No caso em concreto, por se tratar de hipótese que atende ao previsto no dispositivo legal mencionado, desnecessária a submissão da questão ao órgão colegiado.

Isto porque, versa a celeuma discutida nos autos acerca de matéria disciplinada pela Súmula n.º 18 do Tribunal de Justiça do Estado do Piauí, que assim estabelece:

SÚMULA 18 – “A ausência de transferência do valor do contrato para conta bancária de titularidade do mutuário enseja a declaração de nulidade da avença e seus consectários legais e pode ser comprovada pela juntada aos autos de documentos idôneos, voluntariamente pelas partes ou por determinação do magistrado nos termos do artigo 6º do Código de Processo Civil.”.

Neste diapasão, passo a apreciar o mérito recursal, julgando o recurso de forma monocrática.

Pois bem, o mérito do presente recurso em exame gravita em torno da análise da regularidade da contratação do empréstimo consignado impugnado pela parte autora e do repasse dos valores advindos da referida pactuação.

Em linha de princípio, incumbe destacar que, regrando os negócios jurídicos, prescreve o Código Civil que:

Art. 104. A validade do negócio jurídico requer:

I - agente capaz;

II - objeto lícito, possível, determinado ou determinável;

III - forma prescrita ou não defesa em lei.

Art. 107. A validade da declaração de vontade não dependerá de forma especial, senão quando a lei expressamente a exigir.

Art. 166. É nulo o negócio jurídico quando:

(...)

IV - não revestir a forma prescrita em lei;

Negritei

Na esteira dos dispositivos supra, infere-se que a forma da contratação, enquanto requisito de validade dos negócios jurídicos, em regra, é livre, havendo a possibilidade de a lei exigir forma especial, visando à garantia do negócio jurídico entabulado. Apenas nestas hipóteses, a preterição da forma prescrita em lei ocasionará a nulidade do negócio jurídico.

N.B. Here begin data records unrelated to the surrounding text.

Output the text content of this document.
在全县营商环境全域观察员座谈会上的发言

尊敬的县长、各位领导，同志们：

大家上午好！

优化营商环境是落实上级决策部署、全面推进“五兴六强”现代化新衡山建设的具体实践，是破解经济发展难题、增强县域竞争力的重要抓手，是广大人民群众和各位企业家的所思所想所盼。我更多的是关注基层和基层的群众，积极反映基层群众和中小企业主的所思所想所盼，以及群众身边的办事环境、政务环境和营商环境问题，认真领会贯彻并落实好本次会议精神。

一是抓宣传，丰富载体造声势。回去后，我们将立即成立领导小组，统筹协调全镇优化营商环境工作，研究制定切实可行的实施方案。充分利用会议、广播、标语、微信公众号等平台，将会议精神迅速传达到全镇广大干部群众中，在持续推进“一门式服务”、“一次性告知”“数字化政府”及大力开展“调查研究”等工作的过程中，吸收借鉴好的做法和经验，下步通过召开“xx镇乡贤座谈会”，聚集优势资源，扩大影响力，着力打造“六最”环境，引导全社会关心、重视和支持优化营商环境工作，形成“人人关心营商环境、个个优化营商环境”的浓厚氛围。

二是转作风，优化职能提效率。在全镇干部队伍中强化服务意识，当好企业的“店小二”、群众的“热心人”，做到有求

Primeiramente, ressalto que a contratação de indivíduo analfabeto deve estar revestida das formalidades legais previstas no art. 595 do Código Civil, in verbis:

 

Art. 595. No contrato de prestação de serviço, quando qualquer das partes não souber ler, nem escrever, o instrumento poderá ser assinado a rogo e subscrito por duas testemunhas.

Na presente situação, o apelante assinou seu nome, tanto no contrato apresentado, quanto em seu documento pessoal. Ademais, a procuração apresentada também está em desconformidade com o estabelecido no artigo, contendo apenas a assinatura do recorrente e uma única testemunha. Desse modo, não vislumbro o analfabetismo alegado.

Dando prosseguimento ao feito, observa-se que a instituição financeira demandada apresentou a prova necessária de que o contrato de empréstimo consignado (ID 22607170) de nº 96-840819936/19 foi firmado entre as partes integrantes da lide, observando-se do contrato apresentado que a parte apelante assinou devidamente o seu nome, o que denota a validade da sua declaração da vontade.

Inclusive, é de se destacar que a assinatura aposta no instrumento contratual apresentado é visivelmente semelhante àquela constante do documento de identificação pessoal apresentado pela parte apelante.

Somado a isso, identifica-se que o contrato nº 96-840819936/19, objeto da lide, consiste no refinanciamento do empréstimo anterior de nº 89-840819447/19, através do qual fora utilizado o valor de R$ 9.358,74 para quitação do referido empréstimo, liberando à parte autora o remanescente de tal operação na quantia de R$ 3.629,53, tudo conforme se extrai dos comprovantes de transferência de Ids 22607177 e 22607178.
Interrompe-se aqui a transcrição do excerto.